Although there are many benefits of 3D printing, it will take a few years before we see 3D printing commonly used in hospitals for several reasons. As a starting point, the costs of 3D printers remain high. Additionally, there is a shortage of skilled technicians in the industry.  Further, 3D printed devices and related procedural costs are not yet covered by health insurers. There needs to be greater research and evidence regarding the safety and effectiveness of 3D printing in order for health insurers to cover the costs of 3D printed devices and procedures.    

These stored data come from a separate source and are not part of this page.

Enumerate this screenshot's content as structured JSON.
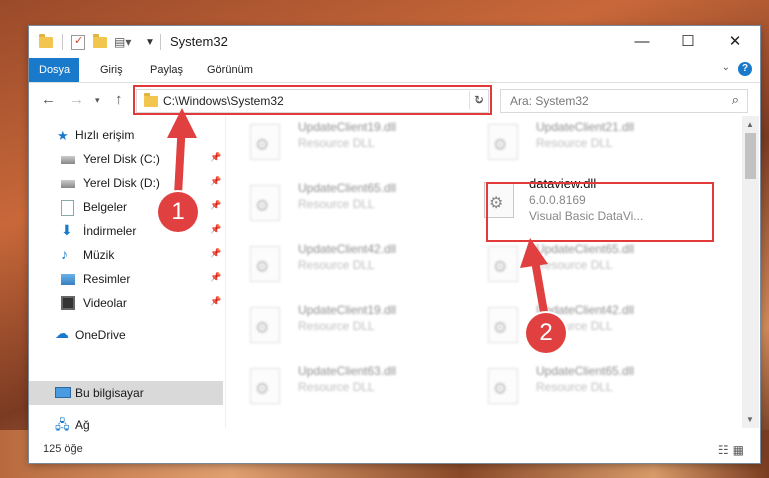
{
  "window": {
    "title": "System32",
    "controls": {
      "minimize": "—",
      "maximize": "☐",
      "close": "✕"
    }
  },
  "ribbon": {
    "tabs": [
      "Dosya",
      "Giriş",
      "Paylaş",
      "Görünüm"
    ],
    "help": "?"
  },
  "address": {
    "path": "C:\\Windows\\System32"
  },
  "search": {
    "placeholder": "Ara: System32"
  },
  "nav": {
    "items": [
      {
        "label": "Hızlı erişim",
        "icon": "star-icon"
      },
      {
        "label": "Yerel Disk (C:)",
        "icon": "drive-icon",
        "pinned": true
      },
      {
        "label": "Yerel Disk (D:)",
        "icon": "drive-icon",
        "pinned": true
      },
      {
        "label": "Belgeler",
        "icon": "document-icon",
        "pinned": true
      },
      {
        "label": "İndirmeler",
        "icon": "download-icon",
        "pinned": true
      },
      {
        "label": "Müzik",
        "icon": "music-icon",
        "pinned": true
      },
      {
        "label": "Resimler",
        "icon": "pictures-icon",
        "pinned": true
      },
      {
        "label": "Videolar",
        "icon": "video-icon",
        "pinned": true
      },
      {
        "label": "OneDrive",
        "icon": "cloud-icon"
      },
      {
        "label": "Bu bilgisayar",
        "icon": "computer-icon",
        "selected": true
      },
      {
        "label": "Ağ",
        "icon": "network-icon"
      }
    ]
  },
  "files": [
    {
      "name": "UpdateClient19.dll",
      "type": "Resource DLL"
    },
    {
      "name": "UpdateClient21.dll",
      "type": "Resource DLL"
    },
    {
      "name": "UpdateClient65.dll",
      "type": "Resource DLL"
    },
    {
      "name": "dataview.dll",
      "version": "6.0.0.8169",
      "description": "Visual Basic DataVi...",
      "highlighted": true
    },
    {
      "name": "UpdateClient42.dll",
      "type": "Resource DLL"
    },
    {
      "name": "UpdateClient65.dll",
      "type": "Resource DLL"
    },
    {
      "name": "UpdateClient19.dll",
      "type": "Resource DLL"
    },
    {
      "name": "UpdateClient42.dll",
      "type": "Resource DLL"
    },
    {
      "name": "UpdateClient63.dll",
      "type": "Resource DLL"
    },
    {
      "name": "UpdateClient65.dll",
      "type": "Resource DLL"
    }
  ],
  "status": {
    "count": "125 öğe"
  },
  "annotations": {
    "badge1": "1",
    "badge2": "2",
    "color": "#e0403f"
  }
}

The rapid pace at which 3D printing technologies, materials, and applications are advancing across industries makes 3D printing a regulatory moving target. 3D printing regulations are just beginning to emerge. In May 2016, FDA released its draft guidance, Technical Considerations for Additive Manufactured Devices, which provided the FDA’s “initial thinking” on design, manufacturing, and device testing considerations for 3D printed medical devices. Prior to releasing the draft guidance, the FDA held a 3D printing workshop to provide a forum for FDA, medical device manufacturers, 3D printing companies, and academia to discuss 3D printing and address its challenges. FDA regulations on 3D printing have not been released yet.

The private sector will play a key role in shaping regulations for 3D printing. Companies such as UL (formerly Underwriters Laboratories) are already developing product safety standards for 3D printing. In February, UL held a Science Safety of 3D Printing Summit, regarding the toxicity of particle emissions released by 3D printers. Following the Summit, stakeholders committed to developing an ANSI standard to establish safe levels of printer emissions for use of 3D printers indoors. Continued research and collaboration among industry leaders, manufacturers, academia, and government will be crucial to any regulation of 3D printing.